Thursday, 23 June 2011

Scratchbuilding buildings ...... Is there a market?

As I am still currently out of work and see absolutely no prospects of gaining employment in the near future due to the state of our economy, I've considered scartchbuilding for wargamers both as a source of income and to keep my sanity intact!

Firstly I'd like to gain some feedback from my fellow gamers to see if there would indeed be a market for such items. Although my pieces would probably not be any cheaper than the mass produced items due to the time involved in constructing them, each would be totally unique.

Please leave feedback for me so that I can guage the amount of possible interest. In the meantime ........

As my Napoleonic armies start to come together I've started to think more about scenery for my planned tabletop encounters. As such I thought I'd share how I built my last piece which was for a WWII project many, many months ago ........

The building was a generic rural farmhouse piece, loosely based on a structure found in the Normandy area of France.
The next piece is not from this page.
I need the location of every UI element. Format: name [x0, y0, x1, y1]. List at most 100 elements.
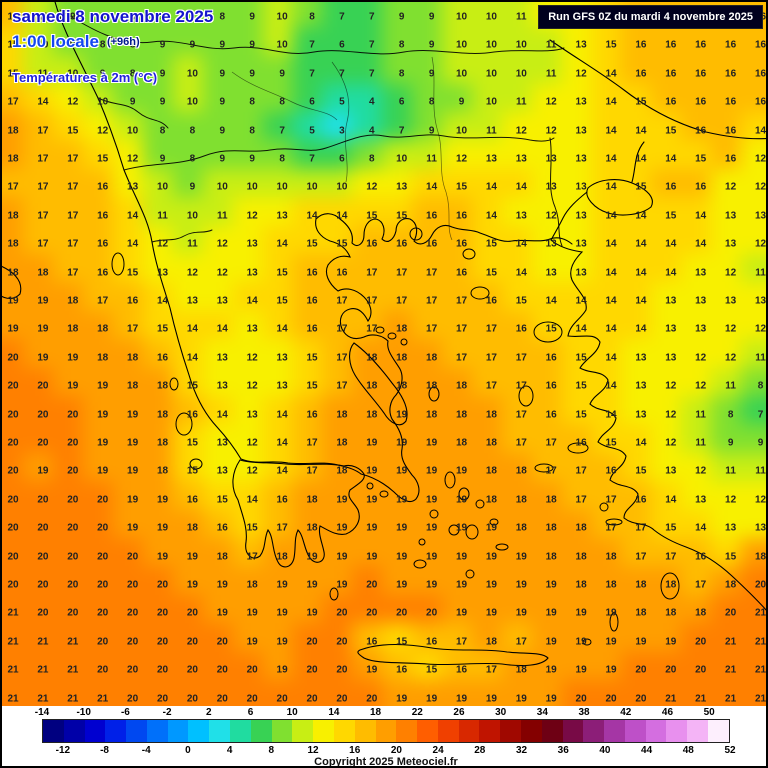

Being totally skint at the time I decided to have a go at completely scratchbuilding the piece from cardboard, matchsticks and anything else I could find lying around.

The first step was of course the walls...

As you can see, I used thick corrugated card for the walls and the roof sections all fastened together using good old PVA glue. The base was formed using a piece of MDF. ... The roof was also braced to give it a little extra strength ...

As you can make out from the background I added the buildings corner 'Quoins' window sills and the odd stone on the walls using a thinner grade of card.

Next up were the roof tiles. These were cut individually using varying thickness's of card so the roof didn't appear too flat and gave the building that 'aged' look. Time consuming but worth the effort. The roof was then covered in PVA and some fine sand was lightly sprinkled on to add a bit of texture. As you can see, the walls of the building were coated in a diluted decorators filler, this again gave a bit more texture to the piece which would be picked up during painting.

The groundwork was formed using tissue paper and PVA. The whole piece was then undercoated in some old brown emulsion I had lying about in my shed. After this windows and doors were added using card and trimmed matchsticks for the window frames.

After several layers of paint which was drybrushed onto the building, flock and foliage was added. A blast of varnish and the job was done...

Time consuming yes, but worth the effort.... and very, very cheap!


  1. Absolutly fantastic looking building...learned something, using tissue paper for ground work...excellent walkthru on this project

  2. Thanks Richard, glad you enjoyed it!

  3. Looks lovely...and best of all..original and cheap :-D

  4. I think there is definitely a market but that you must be at the marketplace with several in stock so I would suggest make some, then finding the nearest shows you could get yourself to. If they won't give you a license hang out around the parking lot with your buildings under a trenchcoat. Good luck with it.

  5. A beautiful piece of work - but would the economics stack up to earn you a living? The sad reality is that you could never charge enough to warrant the time spent/effort put in - how much would you have to charge to make it economic - I suspect too much of a cost for most Wargamers to buy. Sorry to be a doomsayer - work like this would certainly make a rewarding sideline, at least...

  6. I'm afraid I think you may be right SteelonSand. I'll ponder on it for now. Perhaps I should consider going back to sculpting and producing resin pieces .... 1/72nd scale of course... I need the scenery!